Swami Sez:  LSU will gain over 100 yards as a team on the ground.  Their OL combined with their fullback are good at opening holes for their talented backs.  However, look for Mettenberger to throw at least two interceptions.  It’s just so easy to cover the receivers and read the routes.  The passing game should be ugly for LSU.  Alabama will sack Zack at least twice (we really want to say three times but they do max protect and throw quick passes so we’ll go with two).  Jeremy Hill or Mike Ford will lead them in rushing.  They will go for it on fourth down at least twice.  They will bog down in the red zone and have to kick more field goals than they’ll score touchdowns.  They are horrible in the red zone.

Alabama on Special Teams

Last year, Alabama did not compare favorably to LSU in the special teams category but this year things are different.  LSU’s net punting average is only 39.2 this season while Cody “Don’t Call Me Howie” Mandel has upped his net average to 37.8.  That’s roughly one yard of difference and that’s a big improvement over last year. 

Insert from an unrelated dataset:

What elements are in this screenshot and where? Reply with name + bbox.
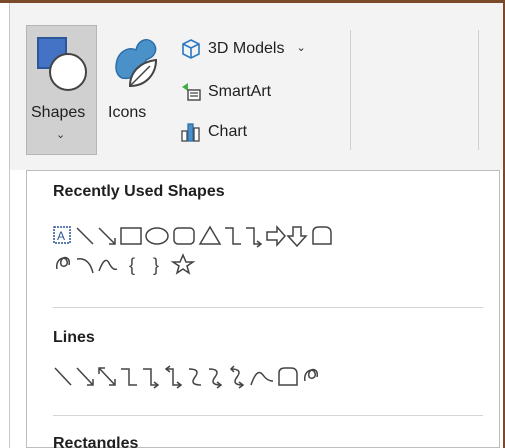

Also, after the BCS Championship game, Nick said they noticed something with LSU’s punt coverage that they took advantage of.  You may recall Marquis Maze returned a punt 49 yards and Christion Jones popped one for 15 yards.  We think Cyrus Jones returns one for more than 15 yards Saturday night.

We’ll be watching to see if Cade Foster has come back from his two week absence or if he continues to struggle with kickoffs and field goals.  Like Tiger Woods, Cade seems to have lost his swing as his mechanics have basically gone to crap.  Here’s hoping Stella will get her groove back but, once again, the Lighthouse thinks he struggles against LSU.  Yikes.  Here’s hoping if it’s fourth and less than five then we’ll just go for it.

Conclusion

In the last two games, Nick Saban has tazed the LSU offense and then taken a Big Al dump on it “In the FACE!”  In Tuscaloosa, the Bungle Tigers gained just over 200 yards in regulation.  Then, after a month of preparation, the Tide defense squeezed the life out of the LSU offense like an anaconda taking down a kitten.  This year, our anaconda don’t want none unless you’ve got big guns – and LSU’s offense simply doesn’t have any guns….or ammunition.  For LSU to win this game, Alabama will need to help them in the way of untimely turnovers, sacks, penalties and missed field goals.  If you don’t know what I mean, just go back and watch the LSU game in Tuscaloosa last season because it was the perfect recipe for defeat.  The Lighthouse’s concerns revolve around protecting AJ from the LSU defensive ends and the Tide defense’s ability to stuff the running game.  Neither of these things should spell defeat for Alabama and,  for Les Miles to spell defeat, he’d need to phone a friend…..

 Final Score:  Alabama 20           LSU 9

 

Trivia Answer:  13th James Franklin (MO), 14th Kiehl Frazier (AU), 15th Corbin Berkstresser (MO).